Things started looking up when she met Lee Fish, a professional drummer. “He encouraged me to keep playing even if I just did the little that I knew,” Lilly said.

She started playing with a group called Energy. “It was ten of us in an experimental jazz group. All I would do is play little rifts that add to the sound that we did. That’s what jazz is, really,” Lilly said.

“And that’s the same for all of you. Anybody here play an instrument?”

Debra White raised her hand. “The piano,” she said.

“You still play?” Lilly asked her.

When White said she did not play much anymore, Lilly encouraged her to pick it back up again. 

“You’d be surprised at what you can do if you play for a few minutes a day. Just try a little tune, a little improvisation of your own,” Lilly said.

After Lilly showed a video about the origins and history of jazz, a discussion followed about where and when people could go to hear jazz. Not much was available in San Diego, it was agreed. However, Croce’s in Banker’s Hill, Humphrey’s on Shelter Island and Rebecca’s Café in South Park are some good venues for occasional jazz. Closer to home, people can hear jazz on Friday evenings at the Rook Bar in La Mesa.

“Jazz is not just about swing. It would be great for people to understand how jazz evolved from swing to jazz to cool jazz to bee pop and now even hip hop. Jazz is more than all that combined. 

“We obviously need to build up a community of jazz in San Diego. One way to do that is to teach people what jazz really is. A lot of people still don’t know,” Lilly said.

Devon White in the audience agreed. “Knowledge is power,” she said.

With an MA in Special Education and another in Interdisciplinary Studies, Lilly has the know-how to talk and play jazz to people of all ages, introducing them to the greats such as Benny Goodman, Duke Ellington and Billy Holiday.
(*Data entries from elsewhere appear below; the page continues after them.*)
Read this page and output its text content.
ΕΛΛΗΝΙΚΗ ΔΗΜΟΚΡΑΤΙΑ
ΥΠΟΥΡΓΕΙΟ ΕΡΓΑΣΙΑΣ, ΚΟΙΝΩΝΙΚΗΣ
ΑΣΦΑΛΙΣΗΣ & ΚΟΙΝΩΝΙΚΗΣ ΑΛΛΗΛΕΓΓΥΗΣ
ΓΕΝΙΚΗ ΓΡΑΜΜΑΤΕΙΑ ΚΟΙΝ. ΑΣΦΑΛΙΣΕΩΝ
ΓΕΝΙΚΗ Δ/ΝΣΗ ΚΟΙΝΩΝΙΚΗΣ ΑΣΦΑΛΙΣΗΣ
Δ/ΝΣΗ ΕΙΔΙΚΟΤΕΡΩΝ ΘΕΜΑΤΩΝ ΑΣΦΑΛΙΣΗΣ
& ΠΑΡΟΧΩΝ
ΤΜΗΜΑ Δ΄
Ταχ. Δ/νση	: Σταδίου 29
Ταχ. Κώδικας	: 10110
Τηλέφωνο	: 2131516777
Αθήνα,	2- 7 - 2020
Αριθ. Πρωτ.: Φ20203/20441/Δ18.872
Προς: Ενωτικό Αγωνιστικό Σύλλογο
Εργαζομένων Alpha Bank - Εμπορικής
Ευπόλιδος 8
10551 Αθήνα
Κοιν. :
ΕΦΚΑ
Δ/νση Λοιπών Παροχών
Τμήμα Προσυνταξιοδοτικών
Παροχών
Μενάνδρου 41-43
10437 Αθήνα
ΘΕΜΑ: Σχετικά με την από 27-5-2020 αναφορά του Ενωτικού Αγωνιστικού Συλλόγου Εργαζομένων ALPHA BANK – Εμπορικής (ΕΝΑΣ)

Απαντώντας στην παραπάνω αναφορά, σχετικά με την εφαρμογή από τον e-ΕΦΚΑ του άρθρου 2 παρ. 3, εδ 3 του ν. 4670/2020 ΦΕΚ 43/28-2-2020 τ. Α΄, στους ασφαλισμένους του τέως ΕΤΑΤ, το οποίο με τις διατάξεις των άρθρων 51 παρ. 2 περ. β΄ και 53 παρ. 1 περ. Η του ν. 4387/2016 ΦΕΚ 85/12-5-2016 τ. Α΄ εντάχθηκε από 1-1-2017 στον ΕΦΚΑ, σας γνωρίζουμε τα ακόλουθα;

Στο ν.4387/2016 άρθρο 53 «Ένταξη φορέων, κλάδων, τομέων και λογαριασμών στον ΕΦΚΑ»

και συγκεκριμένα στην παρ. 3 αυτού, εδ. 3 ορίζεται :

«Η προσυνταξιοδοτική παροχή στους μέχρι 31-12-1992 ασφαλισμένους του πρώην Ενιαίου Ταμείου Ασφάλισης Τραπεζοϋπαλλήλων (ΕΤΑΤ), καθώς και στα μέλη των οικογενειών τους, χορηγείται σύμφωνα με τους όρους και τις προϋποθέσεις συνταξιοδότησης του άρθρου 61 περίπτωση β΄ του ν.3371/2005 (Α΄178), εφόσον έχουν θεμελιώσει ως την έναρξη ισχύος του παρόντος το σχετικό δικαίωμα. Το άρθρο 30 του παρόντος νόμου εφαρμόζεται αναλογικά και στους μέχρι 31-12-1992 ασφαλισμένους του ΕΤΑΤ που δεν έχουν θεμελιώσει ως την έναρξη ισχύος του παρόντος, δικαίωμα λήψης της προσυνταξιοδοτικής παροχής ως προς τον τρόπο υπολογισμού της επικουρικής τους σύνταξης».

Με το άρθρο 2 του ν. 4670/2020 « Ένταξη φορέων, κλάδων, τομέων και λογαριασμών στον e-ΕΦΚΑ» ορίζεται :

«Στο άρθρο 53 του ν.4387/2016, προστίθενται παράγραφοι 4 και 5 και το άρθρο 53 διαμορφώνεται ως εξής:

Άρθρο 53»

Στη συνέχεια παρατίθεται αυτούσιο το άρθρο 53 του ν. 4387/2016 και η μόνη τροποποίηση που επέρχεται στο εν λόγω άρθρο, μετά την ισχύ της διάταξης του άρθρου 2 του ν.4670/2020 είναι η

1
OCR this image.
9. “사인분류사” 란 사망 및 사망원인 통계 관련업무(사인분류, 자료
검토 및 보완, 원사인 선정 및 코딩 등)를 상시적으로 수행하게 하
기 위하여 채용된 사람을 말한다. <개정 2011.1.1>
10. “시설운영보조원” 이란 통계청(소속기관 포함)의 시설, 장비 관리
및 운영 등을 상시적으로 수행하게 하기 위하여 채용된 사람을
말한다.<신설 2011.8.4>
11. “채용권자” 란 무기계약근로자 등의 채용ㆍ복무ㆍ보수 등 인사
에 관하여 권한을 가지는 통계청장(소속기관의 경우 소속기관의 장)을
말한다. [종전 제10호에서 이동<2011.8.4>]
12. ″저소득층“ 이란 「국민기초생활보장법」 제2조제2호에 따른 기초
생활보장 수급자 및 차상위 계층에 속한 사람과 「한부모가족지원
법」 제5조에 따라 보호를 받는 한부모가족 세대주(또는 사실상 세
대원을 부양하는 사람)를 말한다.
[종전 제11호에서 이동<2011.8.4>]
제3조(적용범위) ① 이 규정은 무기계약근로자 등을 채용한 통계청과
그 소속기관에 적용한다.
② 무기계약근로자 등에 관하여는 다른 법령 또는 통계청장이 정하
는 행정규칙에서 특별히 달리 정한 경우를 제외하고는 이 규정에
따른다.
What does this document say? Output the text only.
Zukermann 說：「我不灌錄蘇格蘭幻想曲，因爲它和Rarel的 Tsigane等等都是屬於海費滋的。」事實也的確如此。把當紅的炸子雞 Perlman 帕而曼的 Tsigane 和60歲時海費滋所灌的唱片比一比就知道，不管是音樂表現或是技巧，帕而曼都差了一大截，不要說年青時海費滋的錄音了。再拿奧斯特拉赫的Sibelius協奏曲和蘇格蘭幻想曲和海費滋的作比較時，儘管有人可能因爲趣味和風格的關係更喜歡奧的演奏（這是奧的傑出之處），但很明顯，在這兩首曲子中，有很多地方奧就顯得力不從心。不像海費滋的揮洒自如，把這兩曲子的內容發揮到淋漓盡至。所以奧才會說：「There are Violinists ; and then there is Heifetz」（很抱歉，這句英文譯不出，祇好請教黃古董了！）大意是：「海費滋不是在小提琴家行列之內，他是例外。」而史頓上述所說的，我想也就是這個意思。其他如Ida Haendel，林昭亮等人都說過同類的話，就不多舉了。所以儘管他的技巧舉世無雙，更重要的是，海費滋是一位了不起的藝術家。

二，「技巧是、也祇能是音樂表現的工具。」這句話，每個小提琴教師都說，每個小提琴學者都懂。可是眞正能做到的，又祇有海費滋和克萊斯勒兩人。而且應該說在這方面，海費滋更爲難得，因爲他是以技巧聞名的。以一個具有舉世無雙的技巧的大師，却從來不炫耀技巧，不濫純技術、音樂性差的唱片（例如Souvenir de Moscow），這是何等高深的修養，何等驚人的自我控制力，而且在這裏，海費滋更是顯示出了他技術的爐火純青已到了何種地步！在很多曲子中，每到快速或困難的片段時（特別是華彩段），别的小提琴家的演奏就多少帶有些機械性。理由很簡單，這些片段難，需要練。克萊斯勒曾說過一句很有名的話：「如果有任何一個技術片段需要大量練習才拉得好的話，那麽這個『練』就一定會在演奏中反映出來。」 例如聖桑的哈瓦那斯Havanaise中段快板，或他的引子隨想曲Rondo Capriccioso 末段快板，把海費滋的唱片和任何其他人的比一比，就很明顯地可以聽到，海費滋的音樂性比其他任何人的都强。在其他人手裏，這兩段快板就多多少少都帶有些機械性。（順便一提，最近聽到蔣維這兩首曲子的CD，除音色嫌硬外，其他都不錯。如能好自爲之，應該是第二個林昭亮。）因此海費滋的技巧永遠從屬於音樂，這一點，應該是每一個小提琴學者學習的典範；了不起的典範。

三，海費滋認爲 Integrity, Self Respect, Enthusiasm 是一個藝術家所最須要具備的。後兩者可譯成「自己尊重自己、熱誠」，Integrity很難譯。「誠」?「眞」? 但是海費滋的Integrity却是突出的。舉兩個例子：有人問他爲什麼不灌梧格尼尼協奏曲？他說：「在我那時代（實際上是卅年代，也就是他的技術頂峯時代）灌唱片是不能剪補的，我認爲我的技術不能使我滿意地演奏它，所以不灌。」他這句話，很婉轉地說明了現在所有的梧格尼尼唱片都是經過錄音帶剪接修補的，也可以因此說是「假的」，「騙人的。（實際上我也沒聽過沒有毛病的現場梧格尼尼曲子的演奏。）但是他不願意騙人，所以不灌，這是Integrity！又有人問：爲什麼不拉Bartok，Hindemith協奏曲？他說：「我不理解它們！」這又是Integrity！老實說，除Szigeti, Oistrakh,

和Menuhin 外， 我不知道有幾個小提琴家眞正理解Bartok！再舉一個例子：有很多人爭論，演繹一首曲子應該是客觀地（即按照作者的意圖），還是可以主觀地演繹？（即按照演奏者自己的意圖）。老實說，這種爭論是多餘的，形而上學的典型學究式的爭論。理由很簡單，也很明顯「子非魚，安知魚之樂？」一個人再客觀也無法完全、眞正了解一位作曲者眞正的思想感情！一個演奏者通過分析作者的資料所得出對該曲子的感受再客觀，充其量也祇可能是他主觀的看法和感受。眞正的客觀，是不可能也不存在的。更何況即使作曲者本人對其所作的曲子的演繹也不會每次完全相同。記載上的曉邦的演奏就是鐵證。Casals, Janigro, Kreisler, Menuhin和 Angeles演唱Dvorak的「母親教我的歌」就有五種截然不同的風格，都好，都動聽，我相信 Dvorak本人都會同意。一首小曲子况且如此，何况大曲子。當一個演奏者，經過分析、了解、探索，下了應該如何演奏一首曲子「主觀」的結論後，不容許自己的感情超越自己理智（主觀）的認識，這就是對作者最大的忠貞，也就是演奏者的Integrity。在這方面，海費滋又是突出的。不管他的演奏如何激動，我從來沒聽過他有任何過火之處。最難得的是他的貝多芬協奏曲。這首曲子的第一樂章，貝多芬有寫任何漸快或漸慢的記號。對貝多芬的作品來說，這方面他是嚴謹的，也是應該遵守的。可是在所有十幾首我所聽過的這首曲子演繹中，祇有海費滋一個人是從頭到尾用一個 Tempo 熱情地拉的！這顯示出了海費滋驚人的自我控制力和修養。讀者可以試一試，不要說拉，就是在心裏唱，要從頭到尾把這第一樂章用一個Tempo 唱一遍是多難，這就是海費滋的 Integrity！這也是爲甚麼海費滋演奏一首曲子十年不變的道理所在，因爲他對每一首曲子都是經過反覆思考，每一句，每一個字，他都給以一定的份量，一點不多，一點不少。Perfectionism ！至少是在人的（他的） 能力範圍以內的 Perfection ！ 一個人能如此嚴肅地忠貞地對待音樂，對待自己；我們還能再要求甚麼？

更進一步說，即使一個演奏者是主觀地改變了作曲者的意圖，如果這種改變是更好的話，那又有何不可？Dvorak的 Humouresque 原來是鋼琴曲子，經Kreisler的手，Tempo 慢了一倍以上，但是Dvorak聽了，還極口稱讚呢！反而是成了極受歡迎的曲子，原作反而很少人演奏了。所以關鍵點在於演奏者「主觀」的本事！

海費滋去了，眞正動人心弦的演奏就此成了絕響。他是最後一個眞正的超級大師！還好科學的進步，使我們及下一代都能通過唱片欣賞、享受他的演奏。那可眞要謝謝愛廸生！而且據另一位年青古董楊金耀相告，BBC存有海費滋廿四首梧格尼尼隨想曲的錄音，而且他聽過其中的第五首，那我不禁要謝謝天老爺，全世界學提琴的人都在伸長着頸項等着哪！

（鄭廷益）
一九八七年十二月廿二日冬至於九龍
She formed Jazz in the Afternoons in the spring of 2013. Lisa Washington and Thomasine Okey work alongside Lilly at the educational sessions. 

“Jazz is alive,” Washington read in her original poem called “Reawakening.”

There will be several more talks by Lilly at the La Mesa Library in the next months. Topics to be covered will include the origins and history of jazz, the jazz greats, women in jazz, subgenres of jazz and the fundamentals of jazz and education. Lilly will also teach about how to introduce jazz to the younger generations. Check the schedule at www.sdcl.org.

“In San Diego, we just get an appetizer for jazz. I want to help make it a main course,” she said.